It’s getting cold outside so warm up in the kitchen with our pick of November’s top recipes to make.
It’s time to dig up the best of autumn’s root vegetables: celeriac, swede, turnips, potatoes, sweet potatoes and parsnips. You’ll also find excellent artichokes, beetroot, kale and leeks, as well as the first crop of sprouts. Pumpkins will probably be going cheap after the Halloween rush and other squash, like butternut, are at their prime. Remember, they’re great for sweet, as well as savoury, recipes.
This is also the best time to start cooking more with nuts, including seasonal chestnuts, hazelnuts and walnuts.
Goose is in season so there’s no need to wait until Christmas to roast this delicious bird. Meanwhile, pheasant now takes centre stage on the game front, with grouse, rabbit, duck and venison great options too.
Chilly days are perfect for rich and warming slow-cooked dishes and stews, so look for cheap cuts of beef that will benefit from long and slow cooking.
Mussels, oysters, crabs and clams are thriving in the colder water at this time of year so make sure to take advantage of it. Lobster is also especially tender and flavourful now so if you’ve wanted to cook a lobster dish for a while, now’s the time.

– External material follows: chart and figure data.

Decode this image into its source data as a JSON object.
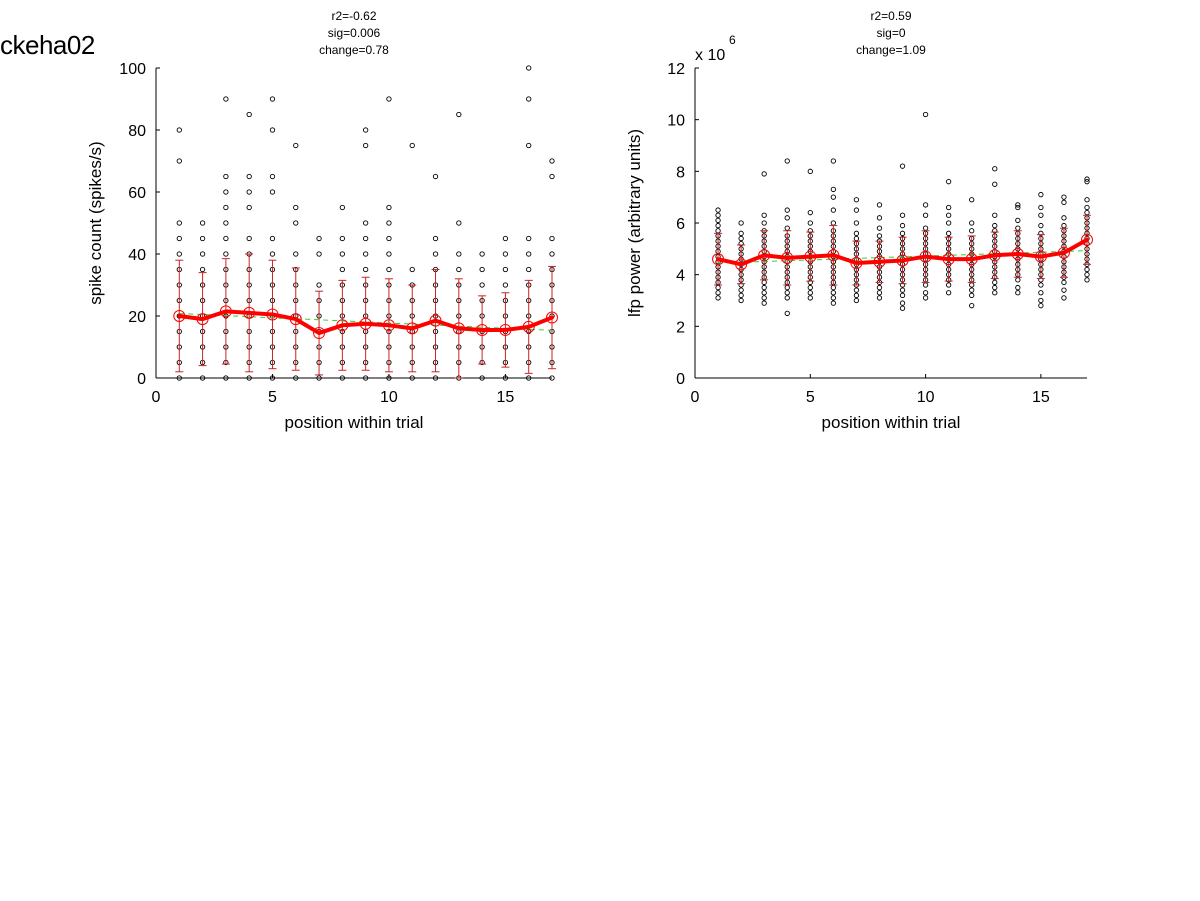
{
  "figure": {
    "title": "ckeha02"
  },
  "chart_data": [
    {
      "type": "scatter",
      "stats": [
        "r2=-0.62",
        "sig=0.006",
        "change=0.78"
      ],
      "xlabel": "position within trial",
      "ylabel": "spike count (spikes/s)",
      "xlim": [
        0,
        17
      ],
      "ylim": [
        0,
        100
      ],
      "xticks": [
        0,
        5,
        10,
        15
      ],
      "yticks": [
        0,
        20,
        40,
        60,
        80,
        100
      ],
      "tick_exponent": "",
      "colors": {
        "points": "#000000",
        "mean_line": "#ff0000",
        "errorbar": "#cc2222",
        "fit": "#33cc33"
      },
      "x": [
        1,
        2,
        3,
        4,
        5,
        6,
        7,
        8,
        9,
        10,
        11,
        12,
        13,
        14,
        15,
        16,
        17
      ],
      "mean": [
        20,
        19,
        21.5,
        21,
        20.5,
        19,
        14.5,
        17,
        17.5,
        17,
        16,
        18.5,
        16,
        15.5,
        15.5,
        16.5,
        19.5
      ],
      "std": [
        18,
        15,
        17,
        19,
        17.5,
        16.5,
        13.5,
        14.5,
        15,
        15,
        14,
        16.5,
        16,
        11,
        12,
        15,
        16.5
      ],
      "fit": [
        20.8,
        20.5,
        20.1,
        19.8,
        19.4,
        19.1,
        18.8,
        18.4,
        18.1,
        17.7,
        17.4,
        17.1,
        16.7,
        16.4,
        16,
        15.7,
        15.4
      ],
      "points": [
        [
          0,
          5,
          10,
          15,
          20,
          25,
          30,
          35,
          40,
          45,
          50,
          70,
          80
        ],
        [
          0,
          5,
          10,
          15,
          20,
          25,
          30,
          35,
          40,
          45,
          50
        ],
        [
          0,
          5,
          10,
          15,
          20,
          25,
          30,
          35,
          40,
          45,
          50,
          55,
          60,
          65,
          90
        ],
        [
          0,
          5,
          10,
          15,
          20,
          25,
          30,
          35,
          40,
          45,
          55,
          60,
          65,
          85
        ],
        [
          0,
          5,
          10,
          15,
          20,
          25,
          30,
          35,
          40,
          45,
          60,
          65,
          80,
          90
        ],
        [
          0,
          5,
          10,
          15,
          20,
          25,
          30,
          35,
          40,
          50,
          55,
          75
        ],
        [
          0,
          5,
          10,
          15,
          20,
          25,
          30,
          40,
          45
        ],
        [
          0,
          5,
          10,
          15,
          20,
          25,
          30,
          35,
          40,
          45,
          55
        ],
        [
          0,
          5,
          10,
          15,
          20,
          25,
          30,
          35,
          40,
          45,
          50,
          75,
          80
        ],
        [
          0,
          5,
          10,
          15,
          20,
          25,
          30,
          35,
          40,
          45,
          50,
          55,
          90
        ],
        [
          0,
          5,
          10,
          15,
          20,
          25,
          30,
          35,
          75
        ],
        [
          0,
          5,
          10,
          15,
          20,
          25,
          30,
          35,
          40,
          45,
          65
        ],
        [
          0,
          5,
          10,
          15,
          20,
          25,
          30,
          35,
          40,
          50,
          85
        ],
        [
          0,
          5,
          10,
          15,
          20,
          25,
          30,
          35,
          40
        ],
        [
          0,
          5,
          10,
          15,
          20,
          25,
          30,
          35,
          40,
          45
        ],
        [
          0,
          5,
          10,
          15,
          20,
          25,
          30,
          35,
          40,
          45,
          75,
          90,
          100
        ],
        [
          0,
          5,
          10,
          15,
          20,
          25,
          30,
          35,
          40,
          45,
          65,
          70
        ]
      ]
    },
    {
      "type": "scatter",
      "stats": [
        "r2=0.59",
        "sig=0",
        "change=1.09"
      ],
      "xlabel": "position within trial",
      "ylabel": "lfp power (arbitrary units)",
      "xlim": [
        0,
        17
      ],
      "ylim": [
        0,
        12
      ],
      "xticks": [
        0,
        5,
        10,
        15
      ],
      "yticks": [
        0,
        2,
        4,
        6,
        8,
        10,
        12
      ],
      "tick_exponent": "x 10",
      "tick_exponent_power": "6",
      "colors": {
        "points": "#000000",
        "mean_line": "#ff0000",
        "errorbar": "#cc2222",
        "fit": "#33cc33"
      },
      "x": [
        1,
        2,
        3,
        4,
        5,
        6,
        7,
        8,
        9,
        10,
        11,
        12,
        13,
        14,
        15,
        16,
        17
      ],
      "mean": [
        4.6,
        4.4,
        4.75,
        4.65,
        4.7,
        4.75,
        4.45,
        4.5,
        4.55,
        4.7,
        4.6,
        4.6,
        4.75,
        4.8,
        4.7,
        4.85,
        5.35
      ],
      "std": [
        1.0,
        0.75,
        0.95,
        1.05,
        0.95,
        1.15,
        0.85,
        0.8,
        0.9,
        1.0,
        0.85,
        0.9,
        0.9,
        0.9,
        0.85,
        0.95,
        0.95
      ],
      "fit": [
        4.45,
        4.48,
        4.51,
        4.54,
        4.57,
        4.6,
        4.63,
        4.66,
        4.69,
        4.72,
        4.75,
        4.78,
        4.81,
        4.84,
        4.87,
        4.9,
        4.93
      ],
      "points": [
        [
          3.1,
          3.3,
          3.5,
          3.7,
          3.9,
          4.1,
          4.3,
          4.5,
          4.7,
          4.9,
          5.1,
          5.3,
          5.5,
          5.7,
          5.9,
          6.1,
          6.3,
          6.5
        ],
        [
          3.0,
          3.2,
          3.4,
          3.6,
          3.8,
          4.0,
          4.2,
          4.4,
          4.6,
          4.8,
          5.0,
          5.2,
          5.4,
          5.6,
          6.0
        ],
        [
          2.9,
          3.1,
          3.3,
          3.5,
          3.7,
          3.9,
          4.1,
          4.3,
          4.5,
          4.7,
          4.9,
          5.1,
          5.3,
          5.5,
          5.7,
          6.0,
          6.3,
          7.9
        ],
        [
          2.5,
          3.1,
          3.3,
          3.5,
          3.7,
          3.9,
          4.1,
          4.3,
          4.5,
          4.7,
          4.9,
          5.1,
          5.3,
          5.5,
          5.8,
          6.2,
          6.5,
          8.4
        ],
        [
          3.1,
          3.3,
          3.5,
          3.7,
          3.9,
          4.1,
          4.3,
          4.5,
          4.7,
          4.9,
          5.1,
          5.3,
          5.5,
          5.7,
          6.0,
          6.4,
          8.0
        ],
        [
          2.9,
          3.1,
          3.3,
          3.5,
          3.7,
          3.9,
          4.1,
          4.3,
          4.5,
          4.7,
          4.9,
          5.1,
          5.3,
          5.5,
          5.7,
          6.0,
          6.5,
          7.0,
          7.3,
          8.4
        ],
        [
          3.0,
          3.2,
          3.4,
          3.6,
          3.8,
          4.0,
          4.2,
          4.4,
          4.6,
          4.8,
          5.0,
          5.2,
          5.4,
          5.6,
          6.0,
          6.5,
          6.9
        ],
        [
          3.1,
          3.3,
          3.5,
          3.7,
          3.9,
          4.1,
          4.3,
          4.5,
          4.7,
          4.9,
          5.1,
          5.3,
          5.5,
          5.8,
          6.2,
          6.7
        ],
        [
          2.7,
          2.9,
          3.2,
          3.4,
          3.6,
          3.8,
          4.0,
          4.2,
          4.4,
          4.6,
          4.8,
          5.0,
          5.2,
          5.4,
          5.6,
          5.9,
          6.3,
          8.2
        ],
        [
          3.1,
          3.3,
          3.6,
          3.8,
          4.0,
          4.2,
          4.4,
          4.6,
          4.8,
          5.0,
          5.2,
          5.4,
          5.6,
          5.8,
          6.3,
          6.7,
          10.2
        ],
        [
          3.3,
          3.6,
          3.8,
          4.0,
          4.2,
          4.4,
          4.6,
          4.8,
          5.0,
          5.2,
          5.4,
          5.6,
          6.0,
          6.3,
          6.6,
          7.6
        ],
        [
          2.8,
          3.2,
          3.4,
          3.6,
          3.8,
          4.0,
          4.2,
          4.4,
          4.6,
          4.8,
          5.0,
          5.2,
          5.4,
          5.7,
          6.0,
          6.9
        ],
        [
          3.3,
          3.5,
          3.7,
          3.9,
          4.1,
          4.3,
          4.5,
          4.7,
          4.9,
          5.1,
          5.3,
          5.5,
          5.7,
          5.9,
          6.3,
          7.5,
          8.1
        ],
        [
          3.3,
          3.5,
          3.8,
          4.0,
          4.2,
          4.4,
          4.6,
          4.8,
          5.0,
          5.2,
          5.4,
          5.6,
          5.8,
          6.1,
          6.6,
          6.7
        ],
        [
          2.8,
          3.0,
          3.3,
          3.6,
          3.8,
          4.0,
          4.2,
          4.4,
          4.6,
          4.8,
          5.0,
          5.2,
          5.4,
          5.6,
          5.9,
          6.3,
          6.6,
          7.1
        ],
        [
          3.1,
          3.4,
          3.7,
          3.9,
          4.1,
          4.3,
          4.5,
          4.7,
          4.9,
          5.1,
          5.3,
          5.5,
          5.7,
          5.9,
          6.2,
          6.8,
          7.0
        ],
        [
          3.8,
          4.0,
          4.2,
          4.4,
          4.6,
          4.8,
          5.0,
          5.2,
          5.4,
          5.6,
          5.8,
          6.0,
          6.2,
          6.4,
          6.6,
          6.9,
          7.6,
          7.7
        ]
      ]
    }
  ]
}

On the fish front, cod, haddock, halibut, herring, plaice and monkfish are among the catches of the month.
Cranberries are abundant this month and won’t leave the supermarket shelves until after Christmas. You can also make use of the imported clementines, satsumas, passion fruit and pomegranate that are widely available at this time of year.
If you fancy a fruity challenge, do something with seasonal quince while some of the apples and pears are still lingering.